Millones de años han transcurrido desde que el primer hombre se alzó sobre sus piernas para caminar erguido. Las manos quedaron libres, y las células del cerebro enloquecieron buscando una actividad que las justifique: recolectaron frutos, crearon herramientas, hallaron el fuego, constru-yeron armas para la caza y, lo más importante, se unieron cooperativamente para vivir en primitivas sociedades. Es cierto, precarias en sus comienzos, las comunidades surgieron a la luz de la obtención de los alimentos necesarios para su subsistencia; no obstante, con el transcurrir del tiempo, el ser humano comprendió que la comunidad era muy útil en otros aspectos de la vida cotidiana: algunos individuos del clan se dedicaban a pintar en las cavernas los animales que había en determinada zona y la forma más efectiva de darles caza; otros individuos, más hábiles con las manos, se dedicaban a confeccionar las armas para la cacería; otros habían entendido el secreto del fuego; algunos cuidaban de las crías; otros, ágiles y fuertes, cazaban para ellos y para el resto; no obstante la división de tareas, todos, absolutamente todos, comían la misma ración; nadie se creía con el derecho de quedarse con la mejor parte de la caza, ya que todos habían colaborado para que el animal cazado y cocido estuviese servido en la hoguera del clan. Así, las actividades fueron divididas según las habilidades de cada individuo, logrando, de esta manera, que cada comunidad sea más productiva y, sobre todo, autosuficiente. Es cierto que en cada comunidad se producían disputas por el liderazgo del clan para obtener mejores raciones de alimento o mayor cantidad de hembras. No obstante, creo, esto sucedía por imitación de lo que veían a su alrededor: cada manada de animales tenía un líder y había una disputa de poderes. Además, estos casos tampoco se apartan demasiado del ser cooperativo: si bien es cierto que líder recibía la mejor ración de alimento y la mayor cantidad de hembras, a cambio, el líder debía guiar y proteger al grupo de elementos foráneos. Es decir, se trataba, ni más ni menos que de un trueque de servicios.

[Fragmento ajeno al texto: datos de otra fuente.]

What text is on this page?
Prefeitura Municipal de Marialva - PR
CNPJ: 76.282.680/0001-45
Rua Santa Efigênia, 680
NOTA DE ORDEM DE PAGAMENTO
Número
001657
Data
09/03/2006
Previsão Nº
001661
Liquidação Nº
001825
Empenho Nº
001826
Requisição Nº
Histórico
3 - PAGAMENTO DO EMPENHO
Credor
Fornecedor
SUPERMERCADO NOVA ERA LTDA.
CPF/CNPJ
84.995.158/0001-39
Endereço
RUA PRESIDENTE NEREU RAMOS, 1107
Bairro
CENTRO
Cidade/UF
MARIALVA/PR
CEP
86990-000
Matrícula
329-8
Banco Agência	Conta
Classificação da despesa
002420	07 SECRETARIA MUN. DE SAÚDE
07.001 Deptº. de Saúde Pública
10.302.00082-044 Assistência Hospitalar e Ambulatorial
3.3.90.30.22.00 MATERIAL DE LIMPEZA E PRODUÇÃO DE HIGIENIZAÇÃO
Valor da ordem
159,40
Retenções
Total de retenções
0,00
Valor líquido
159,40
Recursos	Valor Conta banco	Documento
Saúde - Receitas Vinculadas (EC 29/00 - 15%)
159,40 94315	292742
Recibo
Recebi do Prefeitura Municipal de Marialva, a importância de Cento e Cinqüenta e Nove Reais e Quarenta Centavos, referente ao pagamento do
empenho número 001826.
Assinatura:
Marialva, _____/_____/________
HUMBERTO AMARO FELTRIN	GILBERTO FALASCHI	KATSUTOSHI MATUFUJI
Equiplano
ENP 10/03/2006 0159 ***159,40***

Cada individuo era importante para su tribu, eso implica un humanismo, precario, es cierto, pero en su germen, cada ser humano pensaba en sí mismo y en su compañero.
El humanismo, como su denominación lo indica, pone al ser humano como valor central entre todas las cosas. Cada individuo es el vórtice en donde todo desemboca. El ser humano está más allá de todo: de la vida, de los dioses, de los rituales. Y, como tal, debe ser respetado y cuidado por sus semejantes como eje central de un todo.
Siempre tuve la idea de que si cada uno de nosotros se ocupara del ser humano que tiene a su lado (cuidarlo, protegerlo, alimentarlo, educarlo, etc.) formando así una cadena mundial, no habría orfanatos, ni geriátricos, ni guarderías, ni nada que se le parezca. Todos tendríamos a cargo uno y sólo un ser humano a su cuidado, formando así una gran cadena universal de manos que se ayudan. Pero, por desgracia es otra de mis utopías.
No obstante, y más allá de las utopías, debemos tener en cuenta que antes de ser hijo, obrero, padre, abuelo, etc., cada persona es un ser humano y tiene que ser tratada como tal.